Not all group effects are meaningful or can be accurately estimated. For example, \beta _{1}' is a special group effect with weights w_{1}=1 and w_{j}=0 for j\neq 1, but it cannot be accurately estimated by {\hat {\beta }}'_{1}. It is also not a meaningful effect. In general, for a group of q strongly correlated predictor variables in an APC arrangement in the standardized model, group effects whose weight vectors {w} are at or near the centre of the simplex \sum _{j=1}^{q}w_{j}=1 ( w_{j}\geq 0) are meaningful and can be accurately estimated by their minimum-variance unbiased linear estimators.
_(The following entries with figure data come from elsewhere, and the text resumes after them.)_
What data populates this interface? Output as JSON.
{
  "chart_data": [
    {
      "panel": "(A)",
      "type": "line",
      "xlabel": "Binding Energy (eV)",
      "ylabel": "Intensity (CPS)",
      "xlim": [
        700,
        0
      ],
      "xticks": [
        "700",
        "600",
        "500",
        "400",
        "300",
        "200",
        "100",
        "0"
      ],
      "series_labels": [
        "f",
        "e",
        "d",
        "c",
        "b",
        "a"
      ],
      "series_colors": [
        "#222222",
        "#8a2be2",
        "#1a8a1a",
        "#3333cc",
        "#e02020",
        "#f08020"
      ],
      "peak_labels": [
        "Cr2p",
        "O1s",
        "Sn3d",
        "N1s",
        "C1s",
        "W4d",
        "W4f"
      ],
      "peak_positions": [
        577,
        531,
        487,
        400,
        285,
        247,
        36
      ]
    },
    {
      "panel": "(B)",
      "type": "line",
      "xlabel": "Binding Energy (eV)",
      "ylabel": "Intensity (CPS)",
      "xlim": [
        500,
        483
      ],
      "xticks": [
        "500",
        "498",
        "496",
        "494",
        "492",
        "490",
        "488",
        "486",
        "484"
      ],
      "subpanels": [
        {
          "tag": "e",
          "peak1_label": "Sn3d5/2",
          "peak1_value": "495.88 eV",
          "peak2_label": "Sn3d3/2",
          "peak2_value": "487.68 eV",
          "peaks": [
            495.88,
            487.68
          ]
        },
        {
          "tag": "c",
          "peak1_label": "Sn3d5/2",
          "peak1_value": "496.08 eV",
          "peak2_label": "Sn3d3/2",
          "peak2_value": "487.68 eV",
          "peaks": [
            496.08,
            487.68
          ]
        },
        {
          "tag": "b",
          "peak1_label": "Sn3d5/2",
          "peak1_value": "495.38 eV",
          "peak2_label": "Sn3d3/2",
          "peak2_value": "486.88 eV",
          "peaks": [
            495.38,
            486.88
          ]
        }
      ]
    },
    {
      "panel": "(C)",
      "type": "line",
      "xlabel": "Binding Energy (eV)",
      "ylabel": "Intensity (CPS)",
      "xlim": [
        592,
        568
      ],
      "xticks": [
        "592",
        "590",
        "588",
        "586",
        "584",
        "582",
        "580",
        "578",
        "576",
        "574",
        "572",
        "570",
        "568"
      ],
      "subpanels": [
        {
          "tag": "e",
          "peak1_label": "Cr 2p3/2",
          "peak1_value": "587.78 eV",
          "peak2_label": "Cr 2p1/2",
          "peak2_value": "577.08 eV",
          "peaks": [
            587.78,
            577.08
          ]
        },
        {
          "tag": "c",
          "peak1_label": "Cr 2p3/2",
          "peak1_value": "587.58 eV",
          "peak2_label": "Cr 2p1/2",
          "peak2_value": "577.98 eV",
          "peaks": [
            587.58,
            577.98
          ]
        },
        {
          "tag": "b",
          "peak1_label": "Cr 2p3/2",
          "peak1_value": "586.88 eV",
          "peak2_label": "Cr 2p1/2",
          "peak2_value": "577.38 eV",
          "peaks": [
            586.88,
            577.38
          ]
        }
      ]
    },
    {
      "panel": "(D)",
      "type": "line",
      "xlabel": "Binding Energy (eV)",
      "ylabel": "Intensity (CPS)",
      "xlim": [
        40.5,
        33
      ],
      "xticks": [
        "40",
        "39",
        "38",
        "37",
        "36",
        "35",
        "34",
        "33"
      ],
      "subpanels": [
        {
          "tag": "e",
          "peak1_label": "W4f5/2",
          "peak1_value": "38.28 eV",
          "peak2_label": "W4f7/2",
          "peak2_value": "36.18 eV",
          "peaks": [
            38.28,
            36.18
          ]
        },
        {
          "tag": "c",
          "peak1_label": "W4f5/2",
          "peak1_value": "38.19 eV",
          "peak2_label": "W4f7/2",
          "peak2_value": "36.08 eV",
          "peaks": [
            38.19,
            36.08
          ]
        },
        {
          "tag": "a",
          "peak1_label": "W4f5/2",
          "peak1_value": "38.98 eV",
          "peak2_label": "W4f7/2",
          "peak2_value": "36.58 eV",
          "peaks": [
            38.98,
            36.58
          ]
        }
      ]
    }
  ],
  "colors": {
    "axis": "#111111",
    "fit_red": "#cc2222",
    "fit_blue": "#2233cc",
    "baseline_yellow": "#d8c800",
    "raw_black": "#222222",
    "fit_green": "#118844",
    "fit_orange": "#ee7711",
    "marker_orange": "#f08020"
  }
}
Effects with weight vectors far away from the centre are not meaningful as such weight vectors represent simultaneous changes of the variables that violate the strong positive correlations of the standardized variables in an APC arrangement. As such, they are not probable. These effects also cannot be accurately estimated.

Applications of the group effects include (1) estimation and inference for meaningful group effects on the response variable, (2) testing for "group significance" of the q variables via testing H_{0}:\xi _{A}=0 versus H_{1}:\xi _{A}\neq 0, and (3) characterizing the region of the predictor variable space over which predictions by the least squares estimated model are accurate.

A group effect of the original variables \{x_{1},x_{2},\dots ,x_{q}\} can be expressed as a constant times a group effect of the standardized variables \{x_{1}',x_{2}',\dots ,x_{q}'\}. The former is meaningful when the latter is. Thus meaningful group effects of the original variables can be found through meaningful group effects of the standardized variables.


Others

In Dempster–Shafer theory, or a linear belief function in particular, a linear regression model may be represented as a partially swept matrix, which can be combined with similar matrices representing observations and other assumed normal distributions and state equations. The combination of swept or unswept matrices provides an alternative method for estimating linear regression models.